Al Martin, of the B.C. Wildlife Federation, said the Tsilhqot’in case is a game changer and the Gitxsan declaration is unsettling, but he advises fishermen and hunters not to panic.
“Well, the landscape has just changed from being Crown land and private land, to Crown land, aboriginal title and private title so I think that hunting and fishing will change across the province. I guess the question is: How will it change?” he said. “Hopefully this [Supreme Court ruling] will give us an opportunity to ensure the changes are positive in terms of the sustainability of wildlife and still provide opportunities for First Nations and non-First Nations alike to participate in hunting and fishing.”
Mr. Martin and other officials from the B.C. Wildlife Federation met recently with three top ministers to discuss the Tsilhqot’in case and its implications for hunting and fishing.
But he didn’t get a lot of answers.
“Clearly, government is trying to get their mind around that [court decision],” he said. “It’s early days. It’s clear there is a lot of work to be done to figure out the implications of this as you translate from the judgment level of the Supreme Court to how things will actually work across landscapes and watersheds and how it will affect the use of resources, including fish and wildlife.”
Mr. Martin said the government is still trying to find its way on this complicated file.
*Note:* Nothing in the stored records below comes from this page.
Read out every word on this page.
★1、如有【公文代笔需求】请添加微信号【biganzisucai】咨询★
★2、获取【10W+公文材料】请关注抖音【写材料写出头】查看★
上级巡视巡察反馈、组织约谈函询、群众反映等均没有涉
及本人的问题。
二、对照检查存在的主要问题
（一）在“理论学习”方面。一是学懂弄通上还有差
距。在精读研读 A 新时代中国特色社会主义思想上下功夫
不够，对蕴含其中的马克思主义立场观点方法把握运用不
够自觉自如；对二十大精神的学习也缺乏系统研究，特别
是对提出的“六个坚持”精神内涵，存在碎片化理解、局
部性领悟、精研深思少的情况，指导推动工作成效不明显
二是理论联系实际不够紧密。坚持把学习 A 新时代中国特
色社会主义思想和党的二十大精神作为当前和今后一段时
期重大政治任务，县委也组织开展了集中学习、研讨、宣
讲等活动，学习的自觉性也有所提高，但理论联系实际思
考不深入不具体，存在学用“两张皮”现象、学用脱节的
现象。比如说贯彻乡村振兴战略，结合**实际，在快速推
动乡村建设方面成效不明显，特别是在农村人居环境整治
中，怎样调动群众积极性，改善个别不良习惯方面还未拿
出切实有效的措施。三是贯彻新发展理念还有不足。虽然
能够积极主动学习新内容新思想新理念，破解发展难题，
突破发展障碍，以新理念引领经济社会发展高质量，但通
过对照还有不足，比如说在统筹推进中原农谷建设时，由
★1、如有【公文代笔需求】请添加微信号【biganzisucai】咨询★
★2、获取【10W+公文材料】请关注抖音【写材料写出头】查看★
“I think it’s going to be a busy summer, for sure,” he said of the work that needs to be done in the wake of the ruling.
Gwaans, whose English name is Bev Clifton Percival, head negotiator for the Gitxsan, said sports fishermen were included in the eviction notice because “it’s a revenue maker for the province,” and because the Gitxsan Treaty Society has “never [given] consent for the sports fishermen on the Skeena and its tributaries.”
Probably no First Nation anywhere in the province has ever “given consent” for fishing or hunting. But non-native people have been fishing and hunting since they first arrived and they are not going to lightly accept the idea that they can’t catch a salmon or shoot a deer without getting approval from First Nations.
But that is where the Gitxsan apparently think this is headed.
For the provincial government, the inclusion of sports fishermen in a debate which until now has centred on specific industrial activities means that the political stakes have been raised dramatically. Industry doesn’t vote – but fishermen do. And they will want this mess sorted out soon.